OK, I mis-read the article. This is a proof-of-concept, i.e., someone created this attack and proved it viable. This does not mean that it exists in the wild. Still, you should change the default password on your wireless router.

Date: 2007-02-24 08:51 am (UTC)
From: [identity profile] thewayne.livejournal.com
I've seen sites where they've listed the manufacturer, model, admin name, and default password. Most were SOOO STOOOPID, it boggled the mind.

I once worked with a Motorola DSL gateway/wireless router. On initial power-up, it required you to enter what would become the admin password, thus, the unit DID NOT have a default password. I rather liked that.

Cisco routers, the business-kind, also don't have default passwords because they don't have any initial configuration! But we're talking a whole different kind of beast there.

Date: 2007-02-24 08:53 am (UTC)
From: [identity profile] annaonthemoon.livejournal.com
Linksys, at least the one I have that's at SAs house, didn't have a password. of course, we had to google to find this out when we reset it and couldn't log into the damn thing to change the password.

Date: 2007-02-24 08:57 am (UTC)
From: [identity profile] thewayne.livejournal.com
LOL! The wireless that we have here is very secure, not quite to the level of MAC filtering. So I bought the same model router, configured it the same, then set it up at my dad's house. Whenever we're in Phoenix, our laptops never notice the difference! And no one at my dad's house (well, until this trip) uses wireless, so no big.

I was in Phoenix last weekend, and my nieces came over for the night. They had a nice shiny new Dell laptop that their dad gave them.
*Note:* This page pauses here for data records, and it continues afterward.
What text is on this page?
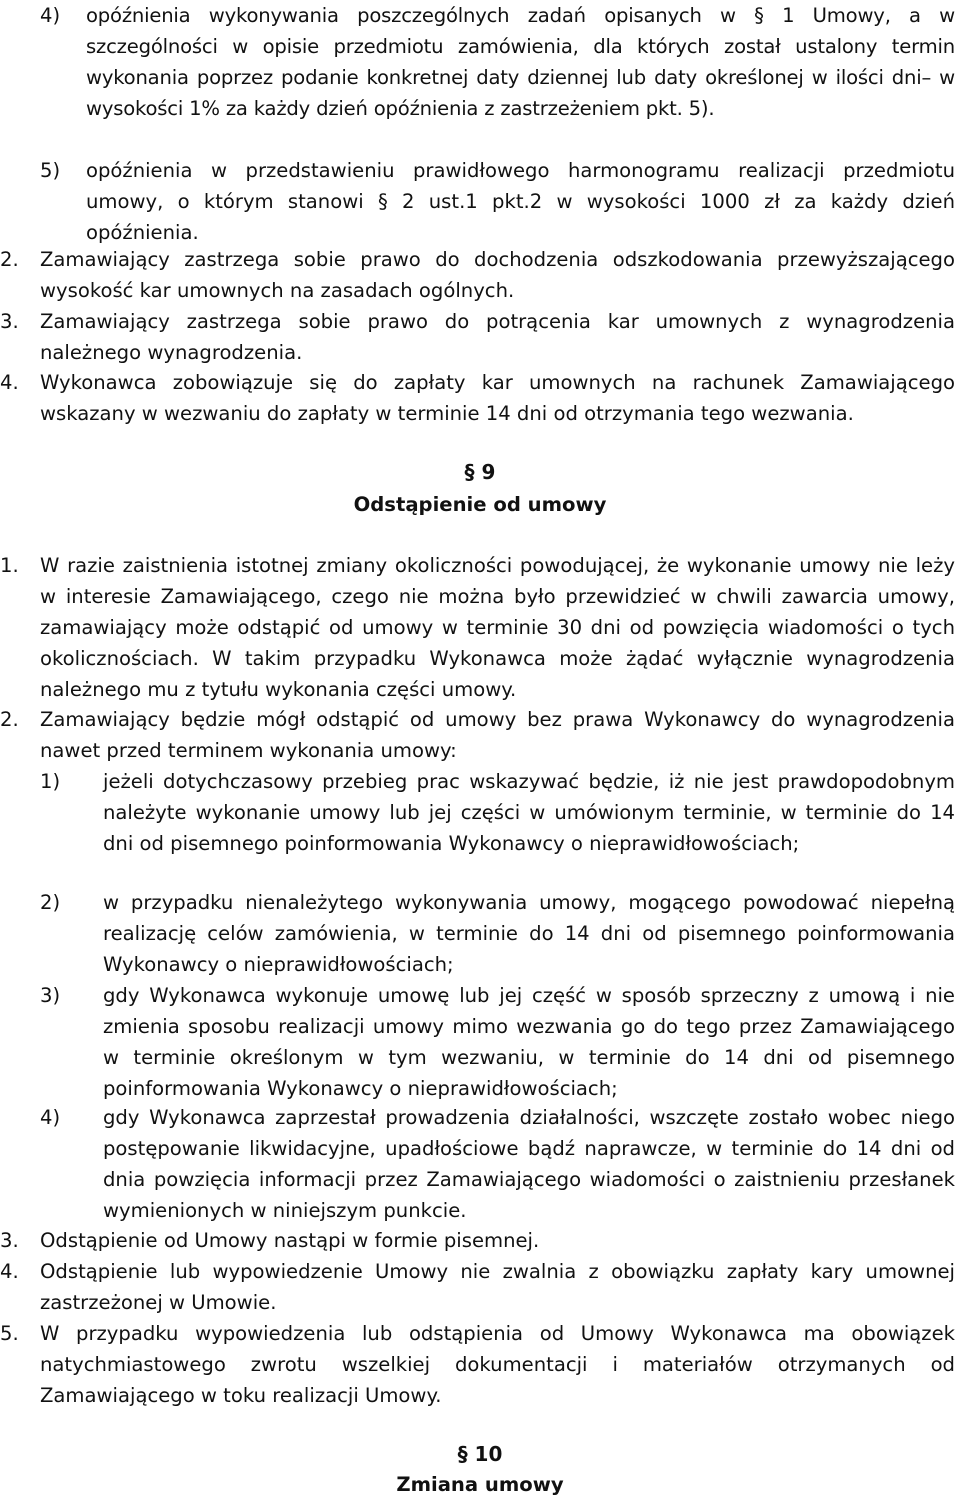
4)	opóźnienia wykonywania poszczególnych zadań opisanych w § 1 Umowy, a w szczególności w opisie przedmiotu zamówienia, dla których został ustalony termin wykonania poprzez podanie konkretnej daty dziennej lub daty określonej w ilości dni– w wysokości 1% za każdy dzień opóźnienia z zastrzeżeniem pkt. 5).
5)	opóźnienia w przedstawieniu prawidłowego harmonogramu realizacji przedmiotu umowy, o którym stanowi § 2 ust.1 pkt.2 w wysokości 1000 zł za każdy dzień opóźnienia.
2.	Zamawiający zastrzega sobie prawo do dochodzenia odszkodowania przewyższającego wysokość kar umownych na zasadach ogólnych.
3.	Zamawiający zastrzega sobie prawo do potrącenia kar umownych z wynagrodzenia należnego wynagrodzenia.
4.	Wykonawca zobowiązuje się do zapłaty kar umownych na rachunek Zamawiającego wskazany w wezwaniu do zapłaty w terminie 14 dni od otrzymania tego wezwania.
§ 9
Odstąpienie od umowy
1.	W razie zaistnienia istotnej zmiany okoliczności powodującej, że wykonanie umowy nie leży w interesie Zamawiającego, czego nie można było przewidzieć w chwili zawarcia umowy, zamawiający może odstąpić od umowy w terminie 30 dni od powzięcia wiadomości o tych okolicznościach. W takim przypadku Wykonawca może żądać wyłącznie wynagrodzenia należnego mu z tytułu wykonania części umowy.
2.	Zamawiający będzie mógł odstąpić od umowy bez prawa Wykonawcy do wynagrodzenia nawet przed terminem wykonania umowy:
1)	jeżeli dotychczasowy przebieg prac wskazywać będzie, iż nie jest prawdopodobnym należyte wykonanie umowy lub jej części w umówionym terminie, w terminie do 14 dni od pisemnego poinformowania Wykonawcy o nieprawidłowościach;
2)	w przypadku nienależytego wykonywania umowy, mogącego powodować niepełną realizację celów zamówienia, w terminie do 14 dni od pisemnego poinformowania Wykonawcy o nieprawidłowościach;
3)	gdy Wykonawca wykonuje umowę lub jej część w sposób sprzeczny z umową i nie zmienia sposobu realizacji umowy mimo wezwania go do tego przez Zamawiającego w terminie określonym w tym wezwaniu, w terminie do 14 dni od pisemnego poinformowania Wykonawcy o nieprawidłowościach;
4)	gdy Wykonawca zaprzestał prowadzenia działalności, wszczęte zostało wobec niego postępowanie likwidacyjne, upadłościowe bądź naprawcze, w terminie do 14 dni od dnia powzięcia informacji przez Zamawiającego wiadomości o zaistnieniu przesłanek wymienionych w niniejszym punkcie.
3.	Odstąpienie od Umowy nastąpi w formie pisemnej.
4.	Odstąpienie lub wypowiedzenie Umowy nie zwalnia z obowiązku zapłaty kary umownej zastrzeżonej w Umowie.
5.	W przypadku wypowiedzenia lub odstąpienia od Umowy Wykonawca ma obowiązek natychmiastowego zwrotu wszelkiej dokumentacji i materiałów otrzymanych od Zamawiającego w toku realizacji Umowy.
§ 10
Zmiana umowy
I called my sister and asked if I could configure it to give them internet access at my dad's, she said fine, dad didn't care, so I did it. I don't think they can get the WPA password out of the config, but really it's no biggie if they can. And if they ever come up here.... ;-)

Date: 2007-02-24 08:59 am (UTC)
From: [identity profile] annaonthemoon.livejournal.com
heh.

I leave my network open, but I also live in the middle of amish land and old people land, though my biggest reason for this was because my mom is so clueless about everything I wasn't going to try to explain passwords and such to her. I'm lucky she can re-boot things if I'm not home....and she has a hard enough time understnding why her computer keeps telling her she's connected to "green gables"

Date: 2007-02-24 09:02 am (UTC)
From: [identity profile] thewayne.livejournal.com
My intent is to set up a second, much more sophisticated wireless router at some point. The intent is that both routers will be connected to an additional router that comes straight out of the DSL router. One router would be an open router, the other very locked down, including MAC filtering. The first router would be utterly blocked by the second, so it would have no access to my internal network, just to the internet.

But that'll wait until I'm a little more flush. I don't mind providing some free bandwidth, but not at the cost of jeopardizing my personal equipment.

Date: 2007-02-24 09:05 am (UTC)
From: [identity profile] annaonthemoon.livejournal.com
*nods* but really, in my neighbourhood, there's only a handful of people with computers, let alone broadband/wireless.

And it's helpful for when my friends visit with their laptops.

plus, i've had to hard reset the router way to many times. I'm lucky i change the admin password and SSID.